Dharmawijaya, a man descended from escaped slaves, was never one to just accept his lot in life. While he toiled in the fields gathering tobacco and coffee beans, he was always considering how to change the way things were and what could be done to turn Madripoor into the island paradise the posters and television commercials claimed it was. At night, by the fire in his shack, Dharmawijaya would read the books he ” borrowed” from the mansion house whenever he got a chance to do domestic chores or deliver supplies. He would devour the books from cover to cover, return them, and then “borrow” more. Some of the books on politics and philosophy were a little difficult for him to understand in the beginning, but his meager reading skills improved rapidly.
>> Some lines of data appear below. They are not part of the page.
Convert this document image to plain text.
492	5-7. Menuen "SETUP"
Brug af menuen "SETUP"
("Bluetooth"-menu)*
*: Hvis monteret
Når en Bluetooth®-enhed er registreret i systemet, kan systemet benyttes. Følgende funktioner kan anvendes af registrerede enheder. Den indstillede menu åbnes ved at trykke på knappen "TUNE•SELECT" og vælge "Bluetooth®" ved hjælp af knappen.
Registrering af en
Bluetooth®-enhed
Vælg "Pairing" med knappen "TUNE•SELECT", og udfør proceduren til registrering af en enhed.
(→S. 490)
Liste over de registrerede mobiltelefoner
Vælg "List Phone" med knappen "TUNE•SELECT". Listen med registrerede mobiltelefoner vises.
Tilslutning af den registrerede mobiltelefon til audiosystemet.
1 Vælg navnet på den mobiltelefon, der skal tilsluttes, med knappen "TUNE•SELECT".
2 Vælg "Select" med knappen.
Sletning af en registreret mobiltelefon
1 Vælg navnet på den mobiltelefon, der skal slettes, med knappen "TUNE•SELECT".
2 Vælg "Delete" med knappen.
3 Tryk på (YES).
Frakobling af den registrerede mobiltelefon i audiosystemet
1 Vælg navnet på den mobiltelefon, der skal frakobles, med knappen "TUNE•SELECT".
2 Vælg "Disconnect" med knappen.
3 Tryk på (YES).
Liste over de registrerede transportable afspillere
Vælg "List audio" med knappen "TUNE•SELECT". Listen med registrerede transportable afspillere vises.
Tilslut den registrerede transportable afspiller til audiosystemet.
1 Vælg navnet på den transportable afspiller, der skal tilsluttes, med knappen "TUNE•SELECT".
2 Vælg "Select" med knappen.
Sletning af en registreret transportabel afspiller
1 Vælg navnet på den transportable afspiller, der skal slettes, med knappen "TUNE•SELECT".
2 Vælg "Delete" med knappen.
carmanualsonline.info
He began holding meetings with his fellow workers about how they were being oppressed by the regime and how they must do something about it. His co-workers wanted to stage an armed revolution and burn the rich people’s houses, but Dharmawijaya knew better. He had come to understand the teachings of Gandhi and Madison Avenue and he began making plans.

With an army of workers, Dharmawijaya engineered a series of work slowdowns. Days would go by where production was practically nil. And on every occasion when the military would try to intervene with clubs and force, Dharmawijaya was ready. He would arrange for the government to embarrass itself and back down. For instance, a foreign dignitary or a celebrity, whose driver took a wrong turn, would see what was going on. Or a tour bus, running a little behind schedule and trying to make up for lost time would come across the scene by chance.

Dharmawijaya also started a print campaign. At first, the local newspaper would not print his letters so photostatted copies began mysteriously appearing in hotel rooms and getting into foreign newspapers.

Dharmawijaya was an excellent persuader and his war of words soon gained worldwide fame. Pressure was brought to bear on Madripoor to hold free elections. After a few years, the government finally relented and allowed them, figuring they could control and fix the results.

But Dharmawijaya was not easily taken in by the government’s generosity. His next step, shortly before election day, was to invite the world media to watch the “new democracy in action.” So much attention was paid to the elections in the world press that there was no way for the government to rig them quickly enough.

Dharmawijaya was voted into office. Prince Baran discreetly left the island for sanctuary in a sympathetic Southeast Asian country.

The politically cynical predicted that within six months, Dharmawijaya would become as corrupt as his predecessors and as tyrannical. Dharmawijaya has been very careful, though. His decisions have always been for the betterment of the island and his people.

When the huge resort companies wanted to build hotels and casinos, Dharmawijaya agreed to let them build provided at least 60% of the employees were island natives and that within four years the owners would train islanders to assume at least 75% of the managerial positions. He did not let them build casinos, though. That he reserved as the province of the government.

Dharmawijaya set a strip of prime beach property along the island’s north shoreline aside and developers were allowed to bid for rights to lease the land for their hotels. Much of the island’s working capital is derived from these rent payments. He also expanded the commercial seaport to accommodate large tankers and freighters, turning Madripoor into one of the leading ports in Indonesia.

After four years of progress such as this, Dharmawijaya was re-elected by a landslide. He has served two terms and is now going into his third with no sign of loss of popularity among the citizens.

There are those, however, who would rather see a different form of government on Madripoor, even a return of Prince Baran. Dharmawijaya is aware of these factions, but like any legitimate head-of-state, he cannot legally do anything about them until they break the law.